Spanos was encouraged by the team’s strong finish, which helped lift merchandise sales and the team’s following on social media.

But many loyalists from San Diego have not followed the team north. One San Diego resident was so angry at the Chargers that he raised $22,000 online to help pay for a billboard near the StubHub Center to criticize the N.F.L. and team for abandoning San Diego. The fan, Joseph MacRae, has also rented planes that flew banners over the stadium on game day, something he plans to do again on Saturday before the Rams-Falcons game.

Photo
Rams’ defensive tackle Aaron Donald led the N.F.L. in forced fumbles, was tied for fourth in quarterback hits, and led all defensive linemen with 11 sacks. Credit Troy Wayrynen/USA Today Sports, via Reuters

“The message I’m trying to get across is that the N.F.L. really messed this up,” MacRae said. “People in San Diego are never going to root for a team in Los Angeles. No fan deserves to lose their team.”

For now, though, the focus is on the Rams. Though the team’s offense was understandably lauded, the team’s defense improved measurably under the new defensive coordinator, Wade Phillips, one of the great defensive minds of his generation. Phillips, who most recently created the Denver Broncos’ buzz-saw defense that won the 2016 Super Bowl, is 70 years old, nearly four decades older than his 31-year-old boss McVay, who is known as an offensive whiz.

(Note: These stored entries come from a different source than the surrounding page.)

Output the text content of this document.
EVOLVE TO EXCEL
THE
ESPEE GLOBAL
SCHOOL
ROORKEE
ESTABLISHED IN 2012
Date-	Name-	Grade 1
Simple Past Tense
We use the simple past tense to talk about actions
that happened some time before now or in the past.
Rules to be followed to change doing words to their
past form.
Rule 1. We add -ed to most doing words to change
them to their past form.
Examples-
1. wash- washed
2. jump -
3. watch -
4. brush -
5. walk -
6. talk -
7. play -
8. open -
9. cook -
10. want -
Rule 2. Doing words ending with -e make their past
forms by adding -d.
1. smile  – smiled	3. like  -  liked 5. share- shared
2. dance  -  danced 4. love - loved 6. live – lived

Under Phillips, defensive tackle Aaron Donald has become a force of nature. Donald led the N.F.L. in forced fumbles, was tied for fourth in quarterback hits, and led all defensive tackles with 11 sacks.

On offense, Gurley led the league with 2,093 yards from scrimmage and scored 19 total touchdowns. Goff also had a talented group of receivers to throw to, including rookie Cooper Kupp, but also Robert Woods and Sammy Watkins. The Rams had the best kick returner in Pharaoh Cooper, the best punter in Johnny Hekker, and the best kicker, Greg Zuerlein, until he injured his back.

And with one of the youngest rosters in the league, the Rams have the potential to succeed for years to come, something they will desperately need to win over a city with little appetite for the mediocre that is still getting to know the team.

“The opening of the new stadium will be a panacea for a while, and people will be focused on ribbon cutting and flyovers,” said David Carter, the executive director of the Sports Business Institute at USC. “But you better have the right high-octane product that captivates market. Around here, if you’re not in, you’re out.”